SALT LAKE CITY — Although radio theatre is a performance art form that is less common today than it used to be, Utah has always had these shows available to audiences every year. While most of these are performed solely for the stage, (like Mortal Fools’s Dracula), Plan-B Theatre has partnered with local NPR affiliate KUER 90.1 to bring their original radio plays (from Utah playwrights) to the airwaves.
This season, dubbed “the Season of Eric” is no different, and as the holidays approach, the company is working on a new piece, Fairyana, to bring the ears of Utahns. In preparation for the show next Tuesday, I had the chance to sit down production musician David Evanoff and ask him about his process in creating an aurally rich environment needed for radio.
UTBA: What’s your process in creating or finding music for these shows? How involved is the director in the selection?
Evanoff: In the past I have created entire scores for the Plan-B Radio Hours: solid music from beginning to end of the radio drama. This year Eric was very specific with his musical needs. No complete score. He only wanted a few moments of music, specifically a film noir/Christmas sound to transition the major scenes, and a theme song for the children’s TV show that is at the core of this radio play. My process will be to ad lib some crazy saxophone sounding music on the scene changes with my iPhone. The theme song I have actually written, its something that could be on a terrible kids show and it will be played live by me on a couple of keyboards.
UTBA: What type of music can we expect from your upcoming production. I know it’s holiday themed, so does that mean it will be more traditional?
Evanoff: The above answer pretty much covers it. The Christmas feel will be there, but very skewed toward a funny film noir style.
UTBA: How is working sound for a radio play different than other pieces? Are there special requirements or needs that you have to fulfill?
Evanoff: As the radio play is live, the music must be as well. It can change from night to night. Some times musical cues can be longer or shorter depending on how the actors attack a scene.
UTBA: As I understand it, you also have a man running foley for the production. Do you assist in that aspect in any way?
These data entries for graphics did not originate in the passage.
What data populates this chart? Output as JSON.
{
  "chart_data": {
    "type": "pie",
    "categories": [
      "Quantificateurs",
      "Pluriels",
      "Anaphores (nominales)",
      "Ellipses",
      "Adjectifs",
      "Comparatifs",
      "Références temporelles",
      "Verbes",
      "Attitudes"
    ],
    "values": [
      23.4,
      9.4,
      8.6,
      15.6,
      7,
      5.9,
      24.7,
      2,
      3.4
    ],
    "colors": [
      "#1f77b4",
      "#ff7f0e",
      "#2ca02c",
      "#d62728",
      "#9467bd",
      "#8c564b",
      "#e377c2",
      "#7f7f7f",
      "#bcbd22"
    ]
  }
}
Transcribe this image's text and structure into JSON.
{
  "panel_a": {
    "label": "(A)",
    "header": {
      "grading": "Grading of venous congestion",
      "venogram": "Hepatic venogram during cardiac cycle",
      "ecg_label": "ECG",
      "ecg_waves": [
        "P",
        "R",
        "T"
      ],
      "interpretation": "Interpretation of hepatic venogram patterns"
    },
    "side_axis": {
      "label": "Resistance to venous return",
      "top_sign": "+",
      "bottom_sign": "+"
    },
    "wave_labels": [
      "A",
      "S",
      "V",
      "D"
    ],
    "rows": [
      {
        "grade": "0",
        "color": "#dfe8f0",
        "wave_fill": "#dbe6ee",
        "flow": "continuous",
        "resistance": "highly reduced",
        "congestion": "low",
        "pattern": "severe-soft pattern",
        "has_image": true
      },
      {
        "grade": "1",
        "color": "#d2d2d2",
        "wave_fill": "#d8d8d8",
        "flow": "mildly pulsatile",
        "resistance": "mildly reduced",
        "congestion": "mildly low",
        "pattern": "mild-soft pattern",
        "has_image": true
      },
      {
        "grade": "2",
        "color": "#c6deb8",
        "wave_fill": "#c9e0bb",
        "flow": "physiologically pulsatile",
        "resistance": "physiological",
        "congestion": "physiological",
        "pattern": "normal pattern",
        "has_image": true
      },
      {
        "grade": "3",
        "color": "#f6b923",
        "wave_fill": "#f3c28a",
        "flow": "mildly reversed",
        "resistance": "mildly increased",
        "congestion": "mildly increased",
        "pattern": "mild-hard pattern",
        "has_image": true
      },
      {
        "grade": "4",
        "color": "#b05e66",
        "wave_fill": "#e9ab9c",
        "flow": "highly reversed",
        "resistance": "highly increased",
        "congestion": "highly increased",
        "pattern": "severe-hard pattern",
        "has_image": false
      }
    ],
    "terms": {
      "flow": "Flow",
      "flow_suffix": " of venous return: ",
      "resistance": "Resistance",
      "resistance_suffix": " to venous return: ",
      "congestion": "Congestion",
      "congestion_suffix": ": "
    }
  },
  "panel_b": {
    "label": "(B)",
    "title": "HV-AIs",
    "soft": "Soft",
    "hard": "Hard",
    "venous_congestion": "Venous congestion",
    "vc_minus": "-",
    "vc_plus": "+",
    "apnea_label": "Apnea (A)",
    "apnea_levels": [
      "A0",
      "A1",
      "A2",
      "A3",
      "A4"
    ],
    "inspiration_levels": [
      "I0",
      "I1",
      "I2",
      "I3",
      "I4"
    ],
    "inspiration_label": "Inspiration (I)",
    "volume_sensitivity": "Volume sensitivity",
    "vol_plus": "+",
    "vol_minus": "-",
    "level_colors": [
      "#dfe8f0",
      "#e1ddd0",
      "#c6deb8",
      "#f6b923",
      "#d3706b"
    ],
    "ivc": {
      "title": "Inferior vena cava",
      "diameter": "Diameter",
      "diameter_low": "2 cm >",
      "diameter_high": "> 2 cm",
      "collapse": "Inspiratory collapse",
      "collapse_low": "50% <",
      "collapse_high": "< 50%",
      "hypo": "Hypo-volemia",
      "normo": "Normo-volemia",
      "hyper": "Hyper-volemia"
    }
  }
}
Evanoff: This year I will aid the Foley artist in that I’ll be playing some of the sound effect from my keyboards. Footsteps, and other sounds will come from me.
UTBA: What’s your favorite part of working on these radio pieces?
Evanoff: The collaboration with the playwright, the Plan-B team and the actors.
UTBA: Since you a play live, have you had any mishaps or surprises during a performance in the past?
Evanoff: No mishaps, but once during Radio Hour Frankenstein we finished very early. I had to ad-lib several minuets of live “scary” music to fill the end of the radio show. That was fun as I had never planned to play solo for that length of time. I had a good 2-minute solo on live radio!
Readers who haven’t heard or seen a radio drama should know that these performances are unique and should not be missed. These pieces are a completely different experience from most entertainment offerings in Utah, and are a great way to understand how important sound is in understanding every aspect of modern.